Joint 60th Annual Northeastern/59th Annual North-Central Section Meeting - 2025

Paper No. 44-9
Presentation Time: 4:30 PM

STYLE OF ICE SHEET RETREAT ACROSS NORTHEASTERN VERMONT: WHAT HAVE WE LEARNED FROM DETAILED SURFICIAL GEOLOGIC MAPPING?


WRIGHT, Stephen, Department of Geography & Geoscience, University of Vermont, Burlington, VT 05405

Surficial geologic mapping, sponsored by the Vermont Geological Survey (VGS) and funded by the USGS StateMap program, has focused broadly on central Vermont over the last 20+ years. Recently, VGS-sponsored mapping has shifted to northeastern parts of the state, areas approaching and along the Vermont’s northern border with Québec. This work provides the basis for understanding the glacial history of a region that has received relatively little detailed geological attention. The distribution of glacially deposited materials and landforms in turn provides the basis for understanding the chemistry of the region’s soils, groundwater resources, and landslide hazards.

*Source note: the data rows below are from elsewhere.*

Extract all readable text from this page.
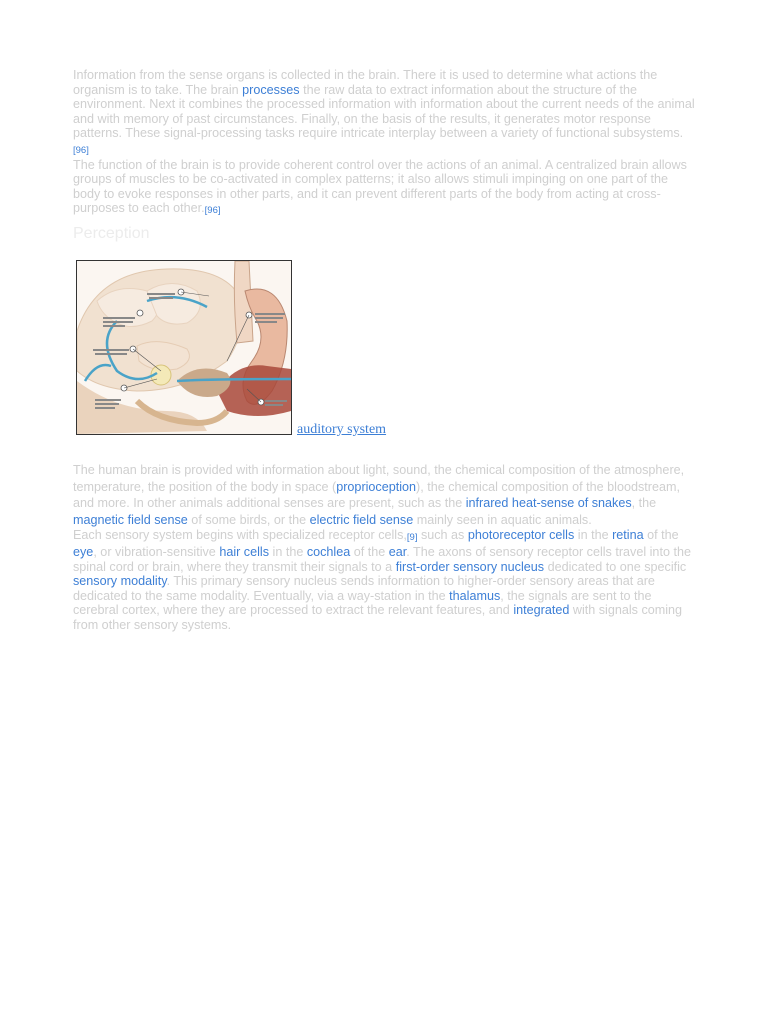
Information from the sense organs is collected in the brain. There it is used to determine what actions the organism is to take. The brain processes the raw data to extract information about the structure of the environment. Next it combines the processed information with information about the current needs of the animal and with memory of past circumstances. Finally, on the basis of the results, it generates motor response patterns. These signal-processing tasks require intricate interplay between a variety of functional subsystems.[96]

The function of the brain is to provide coherent control over the actions of an animal. A centralized brain allows groups of muscles to be co-activated in complex patterns; it also allows stimuli impinging on one part of the body to evoke responses in other parts, and it can prevent different parts of the body from acting at cross-purposes to each other.[96]

Perception
auditory system

The human brain is provided with information about light, sound, the chemical composition of the atmosphere, temperature, the position of the body in space (proprioception), the chemical composition of the bloodstream, and more. In other animals additional senses are present, such as the infrared heat-sense of snakes, the magnetic field sense of some birds, or the electric field sense mainly seen in aquatic animals.

Each sensory system begins with specialized receptor cells,[9] such as photoreceptor cells in the retina of the eye, or vibration-sensitive hair cells in the cochlea of the ear. The axons of sensory receptor cells travel into the spinal cord or brain, where they transmit their signals to a first-order sensory nucleus dedicated to one specific sensory modality. This primary sensory nucleus sends information to higher-order sensory areas that are dedicated to the same modality. Eventually, via a way-station in the thalamus, the signals are sent to the cerebral cortex, where they are processed to extract the relevant features, and integrated with signals coming from other sensory systems.
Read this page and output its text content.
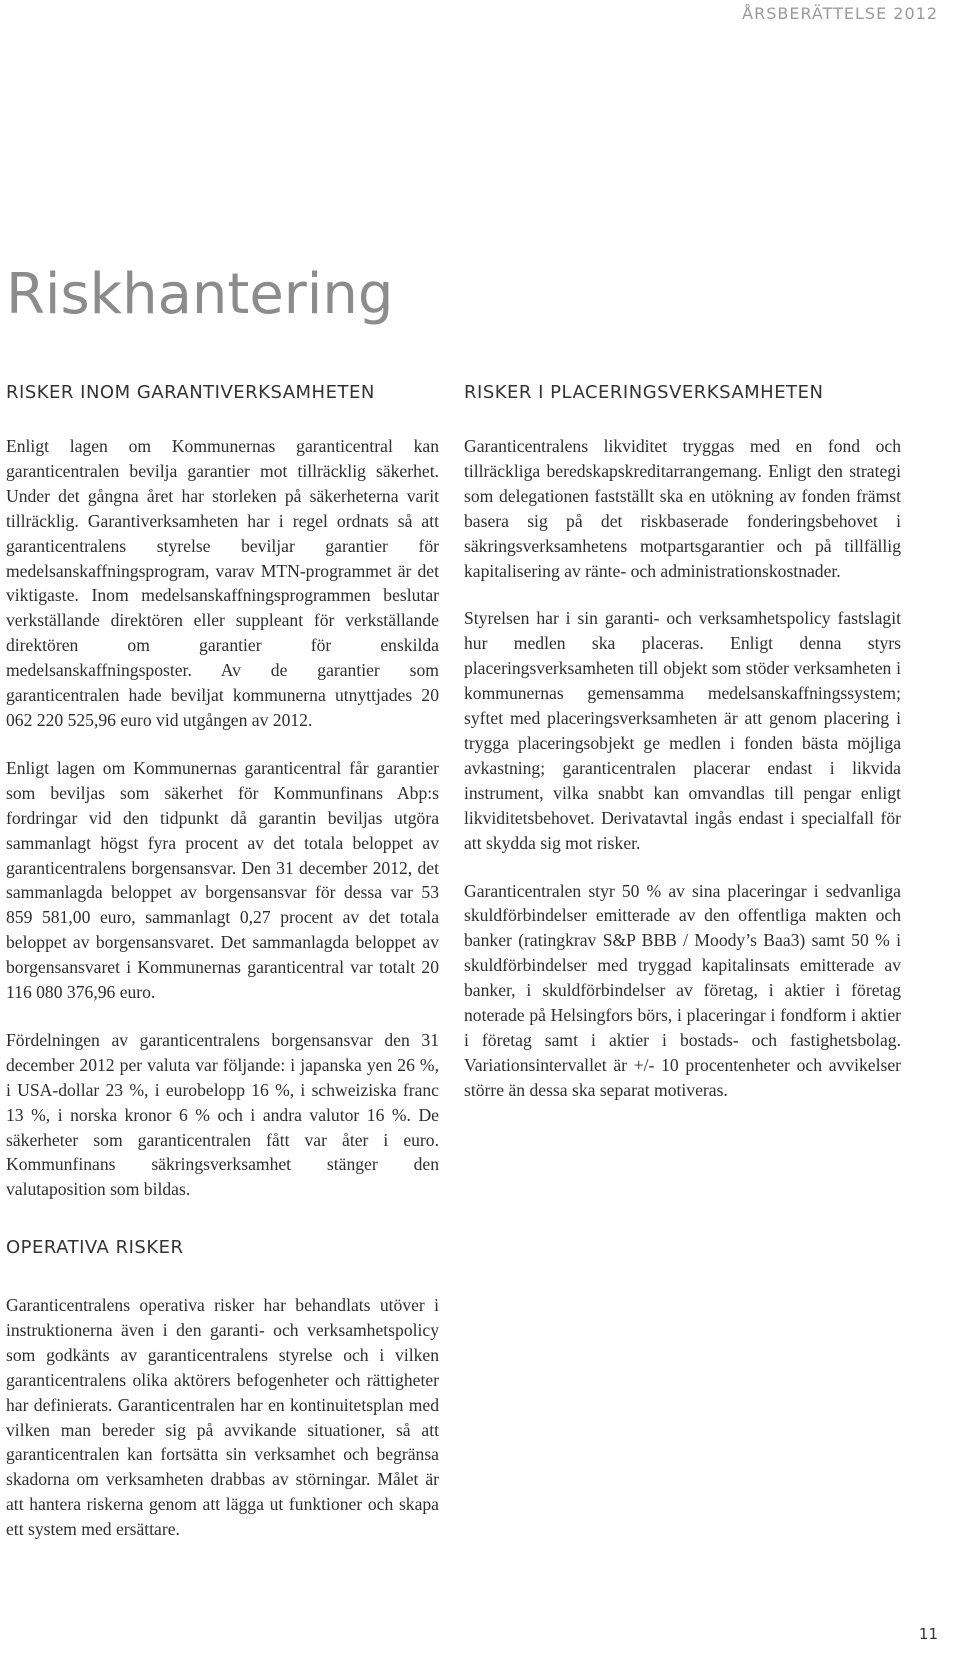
ÅRSBERÄTTELSE 2012
Riskhantering
RISKER INOM GARANTIVERKSAMHETEN

Enligt lagen om Kommunernas garanticentral kan garanticentralen bevilja garantier mot tillräcklig säkerhet. Under det gångna året har storleken på säkerheterna varit tillräcklig. Garantiverksamheten har i regel ordnats så att garanticentralens styrelse beviljar garantier för medelsanskaffningsprogram, varav MTN-programmet är det viktigaste. Inom medelsanskaffningsprogrammen beslutar verkställande direktören eller suppleant för verkställande direktören om garantier för enskilda medelsanskaffningsposter. Av de garantier som garanticentralen hade beviljat kommunerna utnyttjades 20 062 220 525,96 euro vid utgången av 2012.

Enligt lagen om Kommunernas garanticentral får garantier som beviljas som säkerhet för Kommunfinans Abp:s fordringar vid den tidpunkt då garantin beviljas utgöra sammanlagt högst fyra procent av det totala beloppet av garanticentralens borgensansvar. Den 31 december 2012, det sammanlagda beloppet av borgensansvar för dessa var 53 859 581,00 euro, sammanlagt 0,27 procent av det totala beloppet av borgensansvaret. Det sammanlagda beloppet av borgensansvaret i Kommunernas garanticentral var totalt 20 116 080 376,96 euro.

Fördelningen av garanticentralens borgensansvar den 31 december 2012 per valuta var följande: i japanska yen 26 %, i USA-dollar 23 %, i eurobelopp 16 %, i schweiziska franc 13 %, i norska kronor 6 % och i andra valutor 16 %. De säkerheter som garanticentralen fått var åter i euro. Kommunfinans säkringsverksamhet stänger den valutaposition som bildas.

RISKER I PLACERINGSVERKSAMHETEN

Garanticentralens likviditet tryggas med en fond och tillräckliga beredskapskreditarrangemang. Enligt den strategi som delegationen fastställt ska en utökning av fonden främst basera sig på det riskbaserade fonderingsbehovet i säkringsverksamhetens motpartsgarantier och på tillfällig kapitalisering av ränte- och administrationskostnader.

Styrelsen har i sin garanti- och verksamhetspolicy fastslagit hur medlen ska placeras. Enligt denna styrs placeringsverksamheten till objekt som stöder verksamheten i kommunernas gemensamma medelsanskaffningssystem; syftet med placeringsverksamheten är att genom placering i trygga placeringsobjekt ge medlen i fonden bästa möjliga avkastning; garanticentralen placerar endast i likvida instrument, vilka snabbt kan omvandlas till pengar enligt likviditetsbehovet. Derivatavtal ingås endast i specialfall för att skydda sig mot risker.

Garanticentralen styr 50 % av sina placeringar i sedvanliga skuldförbindelser emitterade av den offentliga makten och banker (ratingkrav S&P BBB / Moody’s Baa3) samt 50 % i skuldförbindelser med tryggad kapitalinsats emitterade av banker, i skuldförbindelser av företag, i aktier i företag noterade på Helsingfors börs, i placeringar i fondform i aktier i företag samt i aktier i bostads- och fastighetsbolag. Variationsintervallet är +/- 10 procentenheter och avvikelser större än dessa ska separat motiveras.

OPERATIVA RISKER

Garanticentralens operativa risker har behandlats utöver i instruktionerna även i den garanti- och verksamhetspolicy som godkänts av garanticentralens styrelse och i vilken garanticentralens olika aktörers befogenheter och rättigheter har definierats. Garanticentralen har en kontinuitetsplan med vilken man bereder sig på avvikande situationer, så att garanticentralen kan fortsätta sin verksamhet och begränsa skadorna om verksamheten drabbas av störningar. Målet är att hantera riskerna genom att lägga ut funktioner och skapa ett system med ersättare.

11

Recent mapping has largely occurred within the north-flowing Lake Memphremagog drainage basin. Following regional SE-directed ice flow, the thinning ice sheet was redirected generally southwards, parallel to the regions’ valleys. Subglacial drainage systems in these valleys deposited both eskers and significant volumes of related ice-contact sediments. Along the ice margin a variety of moraines formed. Hummocky moraines are common across the region’s drainage divide, but have not been observed in similar settings elsewhere in the state. Other moraines may be correlative with the Littleton-Bethlehem moraine complex of northern New Hampshire.

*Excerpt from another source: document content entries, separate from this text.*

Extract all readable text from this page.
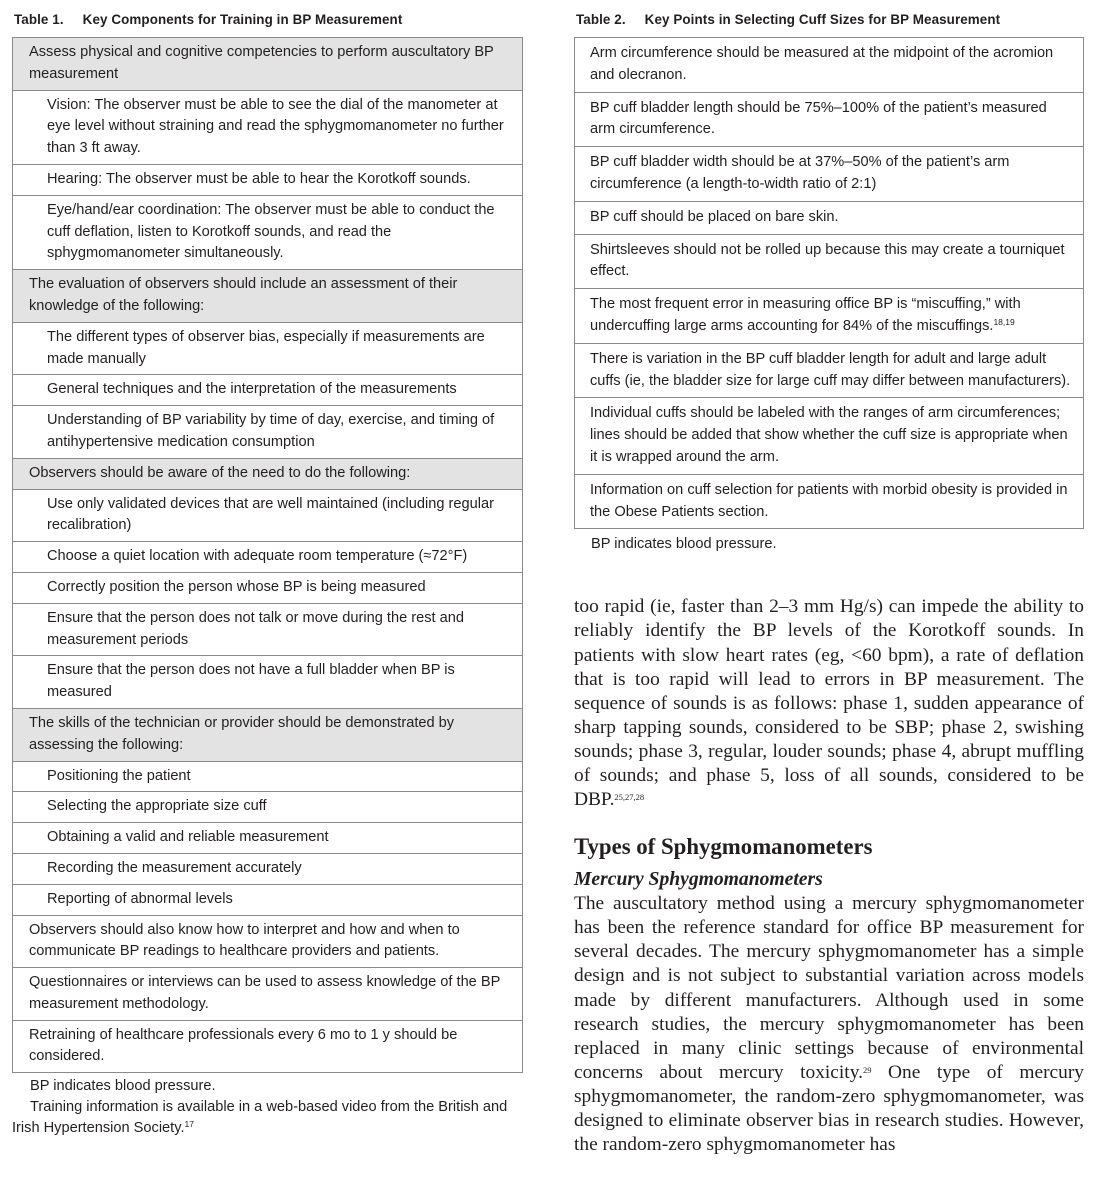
Table 1. Key Components for Training in BP Measurement
Assess physical and cognitive competencies to perform auscultatory BP measurement
Vision: The observer must be able to see the dial of the manometer at eye level without straining and read the sphygmomanometer no further than 3 ft away.
Hearing: The observer must be able to hear the Korotkoff sounds.
Eye/hand/ear coordination: The observer must be able to conduct the cuff deflation, listen to Korotkoff sounds, and read the sphygmomanometer simultaneously.
The evaluation of observers should include an assessment of their knowledge of the following:
The different types of observer bias, especially if measurements are made manually
General techniques and the interpretation of the measurements
Understanding of BP variability by time of day, exercise, and timing of antihypertensive medication consumption
Observers should be aware of the need to do the following:
Use only validated devices that are well maintained (including regular recalibration)
Choose a quiet location with adequate room temperature (≈72°F)
Correctly position the person whose BP is being measured
Ensure that the person does not talk or move during the rest and measurement periods
Ensure that the person does not have a full bladder when BP is measured
The skills of the technician or provider should be demonstrated by assessing the following:
Positioning the patient
Selecting the appropriate size cuff
Obtaining a valid and reliable measurement
Recording the measurement accurately
Reporting of abnormal levels
Observers should also know how to interpret and how and when to communicate BP readings to healthcare providers and patients.
Questionnaires or interviews can be used to assess knowledge of the BP measurement methodology.
Retraining of healthcare professionals every 6 mo to 1 y should be considered.

BP indicates blood pressure.

Training information is available in a web-based video from the British and Irish Hypertension Society.$^{17}$

Table 2. Key Points in Selecting Cuff Sizes for BP Measurement
Arm circumference should be measured at the midpoint of the acromion and olecranon.
BP cuff bladder length should be 75%–100% of the patient’s measured arm circumference.
BP cuff bladder width should be at 37%–50% of the patient’s arm circumference (a length-to-width ratio of 2:1)
BP cuff should be placed on bare skin.
Shirtsleeves should not be rolled up because this may create a tourniquet effect.
The most frequent error in measuring office BP is “miscuffing,” with undercuffing large arms accounting for 84% of the miscuffings.$^{18,19}$
There is variation in the BP cuff bladder length for adult and large adult cuffs (ie, the bladder size for large cuff may differ between manufacturers).
Individual cuffs should be labeled with the ranges of arm circumferences; lines should be added that show whether the cuff size is appropriate when it is wrapped around the arm.
Information on cuff selection for patients with morbid obesity is provided in the Obese Patients section.
BP indicates blood pressure.

too rapid (ie, faster than 2–3 mm Hg/s) can impede the ability to reliably identify the BP levels of the Korotkoff sounds. In patients with slow heart rates (eg, <60 bpm), a rate of deflation that is too rapid will lead to errors in BP measurement. The sequence of sounds is as follows: phase 1, sudden appearance of sharp tapping sounds, considered to be SBP; phase 2, swishing sounds; phase 3, regular, louder sounds; phase 4, abrupt muffling of sounds; and phase 5, loss of all sounds, considered to be DBP.$^{25,27,28}$

Types of Sphygmomanometers
Mercury Sphygmomanometers

The auscultatory method using a mercury sphygmomanometer has been the reference standard for office BP measurement for several decades. The mercury sphygmomanometer has a simple design and is not subject to substantial variation across models made by different manufacturers. Although used in some research studies, the mercury sphygmomanometer has been replaced in many clinic settings because of environmental concerns about mercury toxicity.$^{29}$ One type of mercury sphygmomanometer, the random-zero sphygmomanometer, was designed to eliminate observer bias in research studies. However, the random-zero sphygmomanometer has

A myriad of glacial lakes formed in tributary valleys. These lakes grew and merged as the thinning ice sheet allowed water to escape from high-level lakes into adjacent lower-elevation lakes. Flights of abandoned channels record the drainage pathways along the former ice margin between adjacent tributary valleys. In other areas abandoned channels appear to mark areas where water flowed both out of and later back onto or into the glacier. By the time the ice sheet margin approached the Québec border these smaller lakes had merged into a single large lake, Glacial Lake Memphremagog, that continued to grow as the ice sheet retreated into Québec. Most valleys contain a predictable fining-upward sequence of glaciolacustrine sediments recording deposition in a progressive ice-proximal to ice-distal environment. However, this stratigraphy is often interrupted by beds of diamict that were likely deposited as debris flows both while the lakes existed and immediately following their drainage.